I quietly procure a strange series of wooden tubes from my medical chest. Barry must not see this. If he does he will probably fall victim to an immediate cardiac crisis. When I have screwed all the parts together it is a simple wooden cylinder, around nine inches long. Stealthy as a burglar, I pull back the sheet and lift the fouled edge of Barry’s nightshirt. His skin is wrinkled and grey, his genitals pitiful as a shrivelled seahorse. The priest must be sent for. His death cannot be many days off. I apply the larger end of the cylinder gently to his heart and the other end to my ear. The effect is magical. I can hear the rapid clatter of his heart with far greater clarity and distinctness than I could ever have done by applying my ear alone. But it is as I had feared. The pulse is uneven, flickering, unstable. I wait for twenty minutes, then lift him gently onto his side.
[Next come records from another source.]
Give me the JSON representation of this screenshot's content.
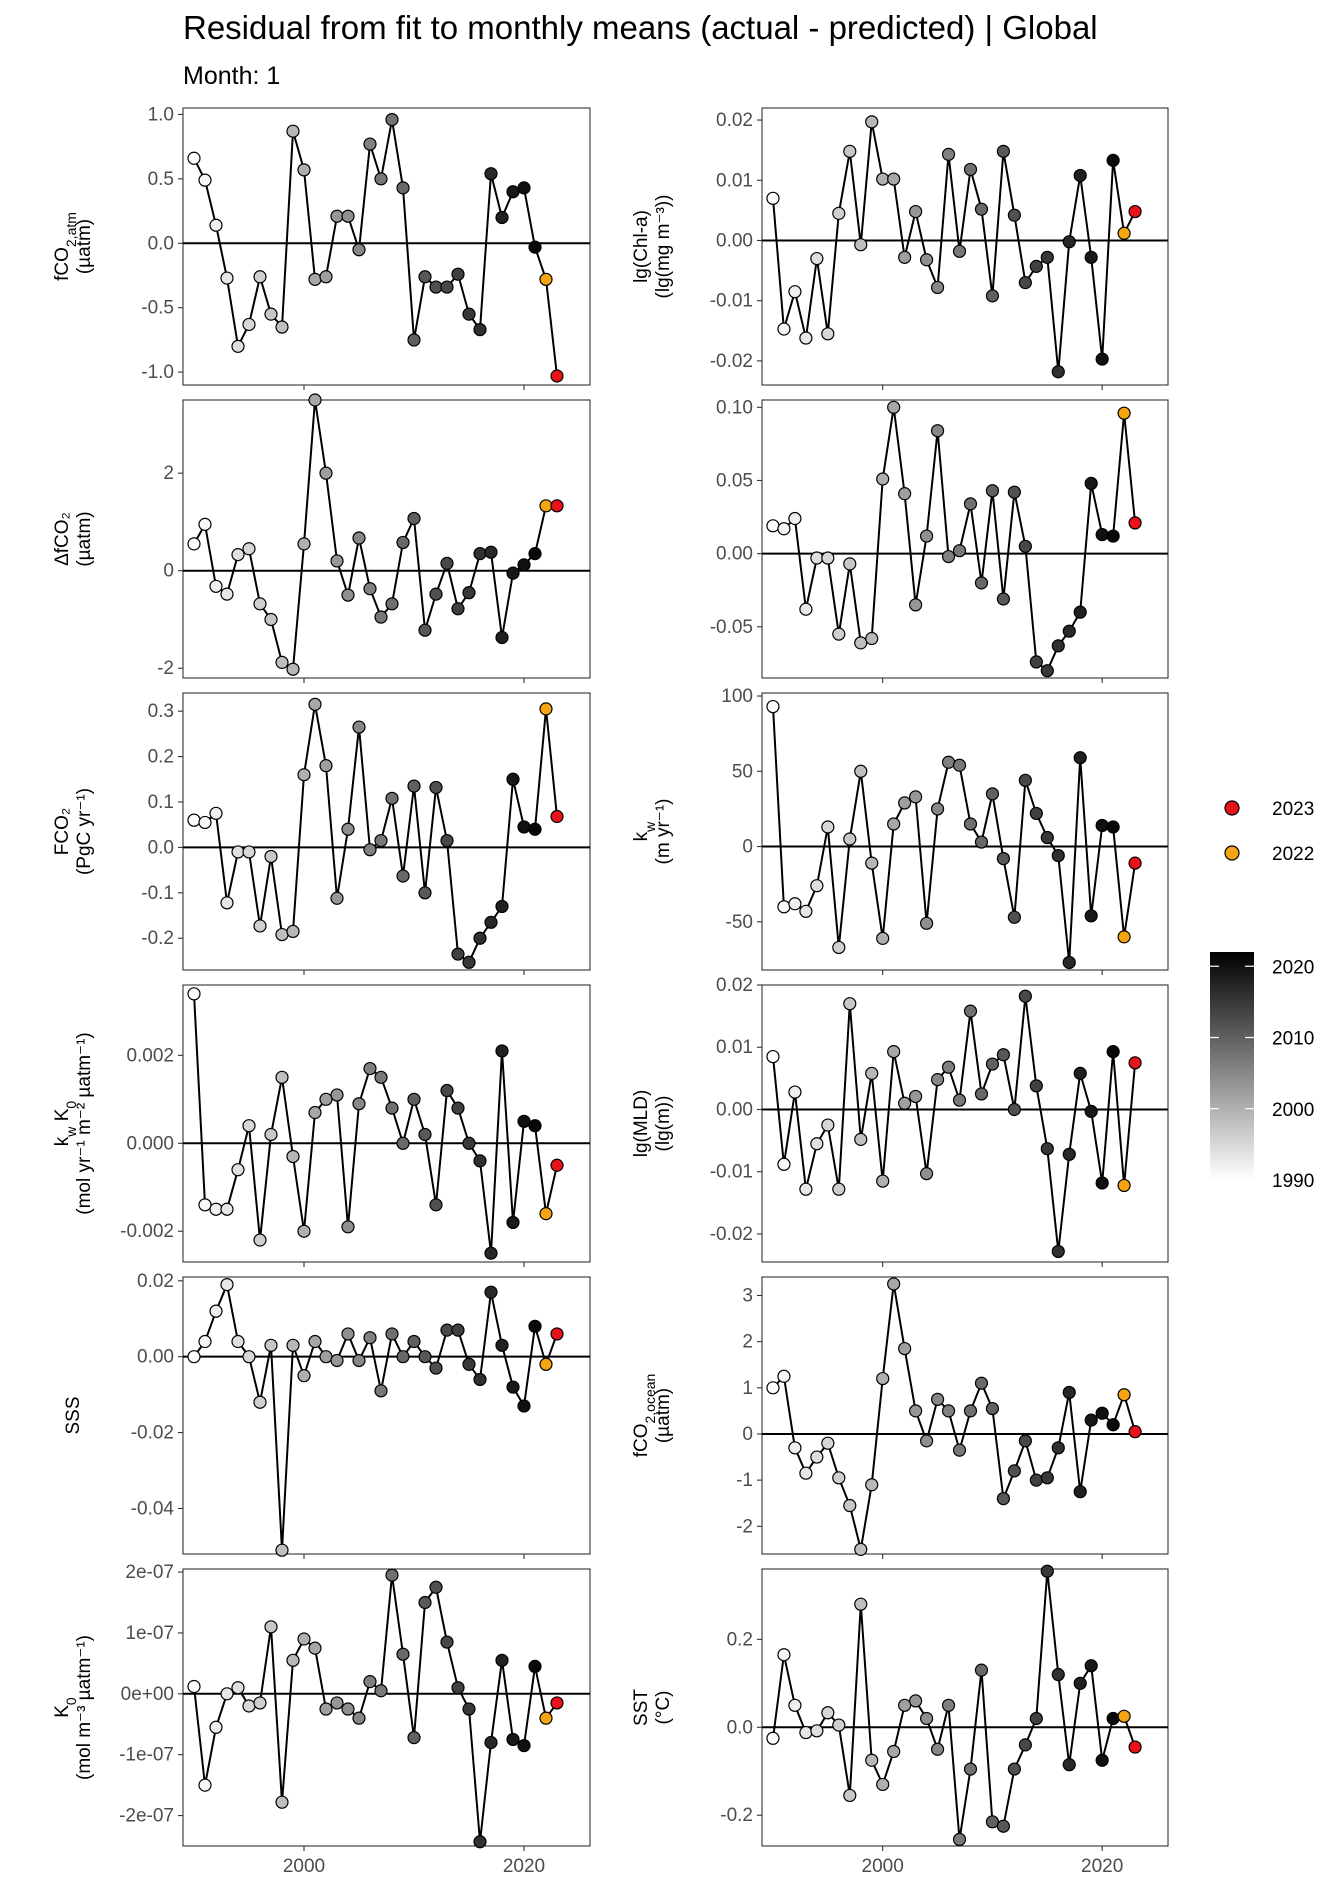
{
  "chart_data": {
    "type": "line",
    "title": "Residual from fit to monthly means (actual - predicted) | Global",
    "subtitle": "Month: 1",
    "x": [
      1990,
      1991,
      1992,
      1993,
      1994,
      1995,
      1996,
      1997,
      1998,
      1999,
      2000,
      2001,
      2002,
      2003,
      2004,
      2005,
      2006,
      2007,
      2008,
      2009,
      2010,
      2011,
      2012,
      2013,
      2014,
      2015,
      2016,
      2017,
      2018,
      2019,
      2020,
      2021,
      2022,
      2023
    ],
    "xlim": [
      1989,
      2026
    ],
    "x_ticks": [
      2000,
      2020
    ],
    "x_tick_labels": [
      "2000",
      "2020"
    ],
    "highlight": {
      "2022": "#f5a512",
      "2023": "#e8121b"
    },
    "legend": {
      "entries": [
        {
          "label": "2023",
          "color": "#e8121b"
        },
        {
          "label": "2022",
          "color": "#f5a512"
        }
      ],
      "colorbar": {
        "min": 1990,
        "max": 2022,
        "ticks": [
          "2020",
          "2010",
          "2000",
          "1990"
        ],
        "tick_values": [
          2020,
          2010,
          2000,
          1990
        ],
        "low_color": "#ffffff",
        "high_color": "#000000"
      }
    },
    "panels": [
      {
        "id": "fco2atm",
        "ylabel_lines": [
          "fCO₂,atm",
          "(µatm)"
        ],
        "ylim": [
          -1.1,
          1.05
        ],
        "yticks": [
          1.0,
          0.5,
          0.0,
          -0.5,
          -1.0
        ],
        "ytick_labels": [
          "1.0",
          "0.5",
          "0.0",
          "-0.5",
          "-1.0"
        ],
        "values": [
          0.66,
          0.49,
          0.14,
          -0.27,
          -0.8,
          -0.63,
          -0.26,
          -0.55,
          -0.65,
          0.87,
          0.57,
          -0.28,
          -0.26,
          0.21,
          0.21,
          -0.05,
          0.77,
          0.5,
          0.96,
          0.43,
          -0.75,
          -0.26,
          -0.34,
          -0.34,
          -0.24,
          -0.55,
          -0.67,
          0.54,
          0.2,
          0.4,
          0.43,
          -0.03,
          -0.28,
          -1.03
        ]
      },
      {
        "id": "chla",
        "ylabel_lines": [
          "lg(Chl-a)",
          "(lg(mg m⁻³))"
        ],
        "ylim": [
          -0.024,
          0.022
        ],
        "yticks": [
          0.02,
          0.01,
          0.0,
          -0.01,
          -0.02
        ],
        "ytick_labels": [
          "0.02",
          "0.01",
          "0.00",
          "-0.01",
          "-0.02"
        ],
        "values": [
          0.007,
          -0.0147,
          -0.0085,
          -0.0162,
          -0.003,
          -0.0155,
          0.0045,
          0.0148,
          -0.0007,
          0.0197,
          0.0102,
          0.0102,
          -0.0028,
          0.0048,
          -0.0032,
          -0.0078,
          0.0143,
          -0.0018,
          0.0118,
          0.0052,
          -0.0092,
          0.0148,
          0.0042,
          -0.007,
          -0.0043,
          -0.0028,
          -0.0218,
          -0.0002,
          0.0108,
          -0.0028,
          -0.0197,
          0.0133,
          0.0012,
          0.0048
        ]
      },
      {
        "id": "dfco2",
        "ylabel_lines": [
          "ΔfCO₂",
          "(µatm)"
        ],
        "ylim": [
          -2.2,
          3.5
        ],
        "yticks": [
          2,
          0,
          -2
        ],
        "ytick_labels": [
          "2",
          "0",
          "-2"
        ],
        "values": [
          0.55,
          0.95,
          -0.32,
          -0.48,
          0.33,
          0.45,
          -0.68,
          -1.0,
          -1.88,
          -2.02,
          0.55,
          3.5,
          2.0,
          0.2,
          -0.5,
          0.67,
          -0.37,
          -0.95,
          -0.68,
          0.58,
          1.07,
          -1.22,
          -0.48,
          0.15,
          -0.78,
          -0.45,
          0.35,
          0.38,
          -1.37,
          -0.05,
          0.12,
          0.35,
          1.33,
          1.33
        ]
      },
      {
        "id": "lg_chla_2",
        "ylabel_lines": [],
        "ylim": [
          -0.085,
          0.105
        ],
        "yticks": [
          0.1,
          0.05,
          0.0,
          -0.05
        ],
        "ytick_labels": [
          "0.10",
          "0.05",
          "0.00",
          "-0.05"
        ],
        "values": [
          0.019,
          0.017,
          0.024,
          -0.038,
          -0.003,
          -0.003,
          -0.055,
          -0.007,
          -0.061,
          -0.058,
          0.051,
          0.1,
          0.041,
          -0.035,
          0.012,
          0.084,
          -0.002,
          0.002,
          0.034,
          -0.02,
          0.043,
          -0.031,
          0.042,
          0.005,
          -0.074,
          -0.08,
          -0.063,
          -0.053,
          -0.04,
          0.048,
          0.013,
          0.012,
          0.096,
          0.021
        ]
      },
      {
        "id": "fco2flux",
        "ylabel_lines": [
          "FCO₂",
          "(PgC yr⁻¹)"
        ],
        "ylim": [
          -0.27,
          0.34
        ],
        "yticks": [
          0.3,
          0.2,
          0.1,
          0.0,
          -0.1,
          -0.2
        ],
        "ytick_labels": [
          "0.3",
          "0.2",
          "0.1",
          "0.0",
          "-0.1",
          "-0.2"
        ],
        "values": [
          0.06,
          0.055,
          0.075,
          -0.122,
          -0.01,
          -0.01,
          -0.173,
          -0.02,
          -0.192,
          -0.185,
          0.16,
          0.315,
          0.18,
          -0.112,
          0.04,
          0.265,
          -0.005,
          0.015,
          0.108,
          -0.063,
          0.135,
          -0.1,
          0.132,
          0.015,
          -0.235,
          -0.253,
          -0.2,
          -0.165,
          -0.13,
          0.15,
          0.045,
          0.04,
          0.305,
          0.068
        ]
      },
      {
        "id": "kw",
        "ylabel_lines": [
          "k_w",
          "(m yr⁻¹)"
        ],
        "ylim": [
          -82,
          102
        ],
        "yticks": [
          100,
          50,
          0,
          -50
        ],
        "ytick_labels": [
          "100",
          "50",
          "0",
          "-50"
        ],
        "values": [
          93,
          -40,
          -38,
          -43,
          -26,
          13,
          -67,
          5,
          50,
          -11,
          -61,
          15,
          29,
          33,
          -51,
          25,
          56,
          54,
          15,
          3,
          35,
          -8,
          -47,
          44,
          22,
          6,
          -6,
          -77,
          59,
          -46,
          14,
          13,
          -60,
          -11
        ]
      },
      {
        "id": "kwk0",
        "ylabel_lines": [
          "k_w K_0",
          "(mol yr⁻¹ m⁻² µatm⁻¹)"
        ],
        "ylim": [
          -0.0027,
          0.0036
        ],
        "yticks": [
          0.002,
          0.0,
          -0.002
        ],
        "ytick_labels": [
          "0.002",
          "0.000",
          "-0.002"
        ],
        "values": [
          0.0034,
          -0.0014,
          -0.0015,
          -0.0015,
          -0.0006,
          0.0004,
          -0.0022,
          0.0002,
          0.0015,
          -0.0003,
          -0.002,
          0.0007,
          0.001,
          0.0011,
          -0.0019,
          0.0009,
          0.0017,
          0.0015,
          0.0008,
          0.0,
          0.001,
          0.0002,
          -0.0014,
          0.0012,
          0.0008,
          0.0,
          -0.0004,
          -0.0025,
          0.0021,
          -0.0018,
          0.0005,
          0.0004,
          -0.0016,
          -0.0005
        ]
      },
      {
        "id": "mld",
        "ylabel_lines": [
          "lg(MLD)",
          "(lg(m))"
        ],
        "ylim": [
          -0.0245,
          0.02
        ],
        "yticks": [
          0.02,
          0.01,
          0.0,
          -0.01,
          -0.02
        ],
        "ytick_labels": [
          "0.02",
          "0.01",
          "0.00",
          "-0.01",
          "-0.02"
        ],
        "values": [
          0.0085,
          -0.0088,
          0.0028,
          -0.0128,
          -0.0055,
          -0.0025,
          -0.0128,
          0.017,
          -0.0048,
          0.0058,
          -0.0115,
          0.0093,
          0.001,
          0.0021,
          -0.0103,
          0.0048,
          0.0068,
          0.0015,
          0.0158,
          0.0025,
          0.0073,
          0.0088,
          0.0,
          0.0182,
          0.0038,
          -0.0063,
          -0.0228,
          -0.0072,
          0.0058,
          -0.0003,
          -0.0118,
          0.0093,
          -0.0122,
          0.0075
        ]
      },
      {
        "id": "sss",
        "ylabel_lines": [
          "SSS"
        ],
        "ylim": [
          -0.052,
          0.021
        ],
        "yticks": [
          0.02,
          0.0,
          -0.02,
          -0.04
        ],
        "ytick_labels": [
          "0.02",
          "0.00",
          "-0.02",
          "-0.04"
        ],
        "values": [
          0.0,
          0.004,
          0.012,
          0.019,
          0.004,
          0.0,
          -0.012,
          0.003,
          -0.051,
          0.003,
          -0.005,
          0.004,
          0.0,
          -0.001,
          0.006,
          -0.001,
          0.005,
          -0.009,
          0.006,
          0.0,
          0.004,
          0.0,
          -0.003,
          0.007,
          0.007,
          -0.002,
          -0.006,
          0.017,
          0.003,
          -0.008,
          -0.013,
          0.008,
          -0.002,
          0.006
        ]
      },
      {
        "id": "fco2ocean",
        "ylabel_lines": [
          "fCO₂,ocean",
          "(µatm)"
        ],
        "ylim": [
          -2.6,
          3.4
        ],
        "yticks": [
          3,
          2,
          1,
          0,
          -1,
          -2
        ],
        "ytick_labels": [
          "3",
          "2",
          "1",
          "0",
          "-1",
          "-2"
        ],
        "values": [
          1.0,
          1.25,
          -0.3,
          -0.85,
          -0.5,
          -0.2,
          -0.95,
          -1.55,
          -2.5,
          -1.1,
          1.2,
          3.25,
          1.85,
          0.5,
          -0.15,
          0.75,
          0.5,
          -0.35,
          0.5,
          1.1,
          0.55,
          -1.4,
          -0.8,
          -0.15,
          -1.0,
          -0.95,
          -0.3,
          0.9,
          -1.25,
          0.3,
          0.45,
          0.2,
          0.85,
          0.05
        ]
      },
      {
        "id": "k0",
        "ylabel_lines": [
          "K_0",
          "(mol m⁻³ µatm⁻¹)"
        ],
        "ylim": [
          -2.5e-07,
          2.05e-07
        ],
        "yticks": [
          2e-07,
          1e-07,
          0,
          -1e-07,
          -2e-07
        ],
        "ytick_labels": [
          "2e-07",
          "1e-07",
          "0e+00",
          "-1e-07",
          "-2e-07"
        ],
        "values": [
          1.2e-08,
          -1.5e-07,
          -5.5e-08,
          0.0,
          1e-08,
          -2e-08,
          -1.5e-08,
          1.1e-07,
          -1.78e-07,
          5.5e-08,
          9e-08,
          7.5e-08,
          -2.5e-08,
          -1.5e-08,
          -2.5e-08,
          -4e-08,
          2e-08,
          5e-09,
          1.95e-07,
          6.5e-08,
          -7.2e-08,
          1.5e-07,
          1.75e-07,
          8.5e-08,
          1e-08,
          -2.5e-08,
          -2.43e-07,
          -8e-08,
          5.5e-08,
          -7.5e-08,
          -8.5e-08,
          4.5e-08,
          -4e-08,
          -1.5e-08
        ]
      },
      {
        "id": "sst",
        "ylabel_lines": [
          "SST",
          "(°C)"
        ],
        "ylim": [
          -0.27,
          0.36
        ],
        "yticks": [
          0.2,
          0.0,
          -0.2
        ],
        "ytick_labels": [
          "0.2",
          "0.0",
          "-0.2"
        ],
        "values": [
          -0.025,
          0.165,
          0.05,
          -0.012,
          -0.008,
          0.033,
          0.005,
          -0.155,
          0.28,
          -0.075,
          -0.13,
          -0.055,
          0.05,
          0.06,
          0.02,
          -0.05,
          0.05,
          -0.255,
          -0.095,
          0.13,
          -0.215,
          -0.225,
          -0.095,
          -0.04,
          0.02,
          0.355,
          0.12,
          -0.085,
          0.1,
          0.14,
          -0.075,
          0.02,
          0.025,
          -0.045
        ]
      }
    ]
  }
}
Even so diminished, his unconscious limbs are heavy and awkward to shift. He groans terribly, but remains insensible. I listen carefully to his lungs, or at least to what remains of them. They are filling up with fluid. It is as I feared. He almost certainly has pneumonia.
I call Mrs Harris and ask her to build up the fire and to change my uncle’s shirt. We must keep the room quiet, warm and clean. As the woman gently strips the old painter, I notice that he wears a small phylactery round his neck, no doubt containing a word from the scriptures, after the fashion of the Jews, or a holy relic. My uncle is, after all, a very private man. Whatever he thought of God, he certainly never raised the matter with me, either in intimate company or in public. Yet he was pious in his observance at St Peter and St Paul. I am now relieved that I was never obliged to make candid agnostic statements, which would clearly have disturbed him. Yet if ever there was a candidate for hell-fire it must have been James Barry. I tell Mrs Harris to send for the priest. She whispers to me that the General has passed by and taken Mrs Bulkeley away. Her husband is fetching provisions. We are alone in the house. I tell her to go straight to the church. Then I sit down again beside my uncle in the bare rooms and failing light, exhausted.